Best Time to Visit: The months between June and December are ideal to visit Altaghat. (www.thepapyrusitineraries.in)
As told to Pooja Naik
Few visitors to Odisha’s Chilika Lake (top) know that it is a Ramsar wetland; Thousands of birds, including bar-headed goose (bottom left), flock to the shores of Pong Dam in Himachal every year; The wetlands of Point Calimere host birds such as the brahminy kite (bottom right). Photos by: Dhritiman Mukherjee
Swathes of marshes and swamps might not be the first choice of a vacation spot. But wetlands are catnip for migratory birds, uncommon plants, insects, and even mammals.

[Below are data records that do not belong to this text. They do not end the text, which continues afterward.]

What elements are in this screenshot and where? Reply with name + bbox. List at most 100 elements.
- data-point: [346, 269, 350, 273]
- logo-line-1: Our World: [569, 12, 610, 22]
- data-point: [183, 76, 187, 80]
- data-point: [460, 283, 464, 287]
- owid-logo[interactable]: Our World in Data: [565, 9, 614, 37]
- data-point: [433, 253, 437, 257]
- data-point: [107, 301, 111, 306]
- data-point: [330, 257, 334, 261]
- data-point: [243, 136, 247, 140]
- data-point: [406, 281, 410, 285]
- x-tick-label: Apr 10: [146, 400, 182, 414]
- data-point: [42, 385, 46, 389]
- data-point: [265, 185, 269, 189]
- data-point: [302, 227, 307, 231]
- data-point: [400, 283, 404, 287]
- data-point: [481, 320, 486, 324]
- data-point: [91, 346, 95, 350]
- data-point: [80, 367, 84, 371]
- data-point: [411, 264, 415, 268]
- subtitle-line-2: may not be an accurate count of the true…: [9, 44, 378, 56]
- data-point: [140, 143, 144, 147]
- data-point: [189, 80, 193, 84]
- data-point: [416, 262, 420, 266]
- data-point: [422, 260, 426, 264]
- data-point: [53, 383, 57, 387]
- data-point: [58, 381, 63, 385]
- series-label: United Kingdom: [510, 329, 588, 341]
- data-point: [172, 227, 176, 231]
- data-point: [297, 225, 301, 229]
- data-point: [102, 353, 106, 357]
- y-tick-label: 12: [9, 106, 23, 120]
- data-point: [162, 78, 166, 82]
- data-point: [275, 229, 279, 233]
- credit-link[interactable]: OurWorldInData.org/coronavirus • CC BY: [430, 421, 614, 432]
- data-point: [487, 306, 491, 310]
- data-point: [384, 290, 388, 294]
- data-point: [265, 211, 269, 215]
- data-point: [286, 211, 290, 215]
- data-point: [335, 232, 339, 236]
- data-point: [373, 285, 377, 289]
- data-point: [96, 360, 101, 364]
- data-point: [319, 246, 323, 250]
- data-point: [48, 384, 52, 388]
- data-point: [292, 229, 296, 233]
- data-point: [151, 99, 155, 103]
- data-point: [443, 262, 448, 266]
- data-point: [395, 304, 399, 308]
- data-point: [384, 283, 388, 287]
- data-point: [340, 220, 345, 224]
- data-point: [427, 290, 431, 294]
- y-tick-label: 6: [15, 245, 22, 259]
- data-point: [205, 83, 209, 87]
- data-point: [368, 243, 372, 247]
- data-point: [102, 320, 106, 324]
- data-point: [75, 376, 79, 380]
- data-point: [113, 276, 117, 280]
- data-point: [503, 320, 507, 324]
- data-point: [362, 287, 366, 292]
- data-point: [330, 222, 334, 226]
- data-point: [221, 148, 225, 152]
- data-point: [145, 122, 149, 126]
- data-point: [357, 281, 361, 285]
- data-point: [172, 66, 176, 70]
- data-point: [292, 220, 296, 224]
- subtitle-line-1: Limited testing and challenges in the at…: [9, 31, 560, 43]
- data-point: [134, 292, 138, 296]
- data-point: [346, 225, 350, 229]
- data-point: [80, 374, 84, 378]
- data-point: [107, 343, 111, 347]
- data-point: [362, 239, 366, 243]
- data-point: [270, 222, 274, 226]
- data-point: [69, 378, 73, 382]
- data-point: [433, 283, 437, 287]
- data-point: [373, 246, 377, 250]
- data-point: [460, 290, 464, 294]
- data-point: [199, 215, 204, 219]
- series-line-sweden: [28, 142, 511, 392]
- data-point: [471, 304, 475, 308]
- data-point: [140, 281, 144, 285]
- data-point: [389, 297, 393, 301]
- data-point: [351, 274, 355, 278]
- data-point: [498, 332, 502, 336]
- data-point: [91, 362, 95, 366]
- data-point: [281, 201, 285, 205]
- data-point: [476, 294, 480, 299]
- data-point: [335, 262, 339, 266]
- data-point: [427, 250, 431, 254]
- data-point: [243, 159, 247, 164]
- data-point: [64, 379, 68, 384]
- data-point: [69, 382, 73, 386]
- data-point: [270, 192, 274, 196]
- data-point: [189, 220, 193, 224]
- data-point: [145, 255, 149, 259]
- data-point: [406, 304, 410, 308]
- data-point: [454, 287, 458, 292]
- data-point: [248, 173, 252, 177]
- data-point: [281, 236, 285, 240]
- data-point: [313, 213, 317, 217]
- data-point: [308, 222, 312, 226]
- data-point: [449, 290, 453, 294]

Think sluicing through glassy lakes, cutting across dense mangroves, or observing how hamlets and islands are connected through a strip of a wetland—all the while surrounded by the creatures that thrive in this ecosystem. In India, 27 wetlands have been identified as Ramsar Sites, deemed to be of special importance under the international Ramsar Convention, for the sheer variety of plants, birds, and animals
Asad Rahmani is no stranger to the beauty of wetlands. The former director of Bombay Natural History Society (BNHS) and now a board member of Wetlands International South Asia, Rahmani has tirelessly worked to highlight lesser-known species and habitats. “I was interested in wildlife even as a child, and had many pets growing up: dogs, cats, pigeons, fish, frogs and toads, hedgehog, peafowl, chicken, praying mantis, lizards, rabbits, grey goral, chukar partridge, parakeet… Later, when I was old enough to read, I’d lose myself in the columns of M. Krishnan—a fine naturalist, writer and photographer—that appeared fortnightly in The Statesman. I wanted to be like him,” says Rahmani. Here are his most beloved Ramsar wetlands to visit:
If you’re in Vijayawada, an hour’s drive to this shallow, freshwater lake flowing between the West Godavari and Krishna districts will take you to the stomping ground of thousands of ducks and waders in winter. Kolleru is also famous for large flocks of garganey and Asian openbill.
Best Time to Visit: Winter is the best time if you’re seeking migratory birds in any of the wetlands. Summer in Kolleru has its rewards—you’d be surrounded by egrets, herons, storks, and pelicans.
Not many people know that pear-shaped Chilika is a Ramsar site, or that the Nalabana Bird Sanctuary is a significant part of it. More than a million migratory waterfowl visit its shores every year. Nalabana is a real treat because threatened species such as Asian dowitcher, Pallas’s fish-eagle, lesser adjutant, Indian skimmer and lesser white-fronted goose flock here. The superlatives don’t end there: Perhaps the largest congregation of black-tailed godwit—about 20,000 of them—is hosted by Mangalajodi, which lies to the northeast of Chilika.
Scrub forest, mudflats, saltpans—the coastal plains that cradle this wildlife sanctuary offer landscapes as diverse as they can get. No wonder Point Calimere attracts thousands of waders, such as Temmick’s stint from Scandinavia and Russia, the long-legged curlew sandpiper which comes from the Arctic, and the globally endangered common greenshank.
The star winter attraction of this Ramsar site in Kangra district is the bar-headed geese. Fringed by the Dhauladhar mountains, the site was declared a bird sanctuary in 1983, after large populations of birds began arriving to its shores. Birders come in large numbers to spot northern pintails, common teals, and cormorants.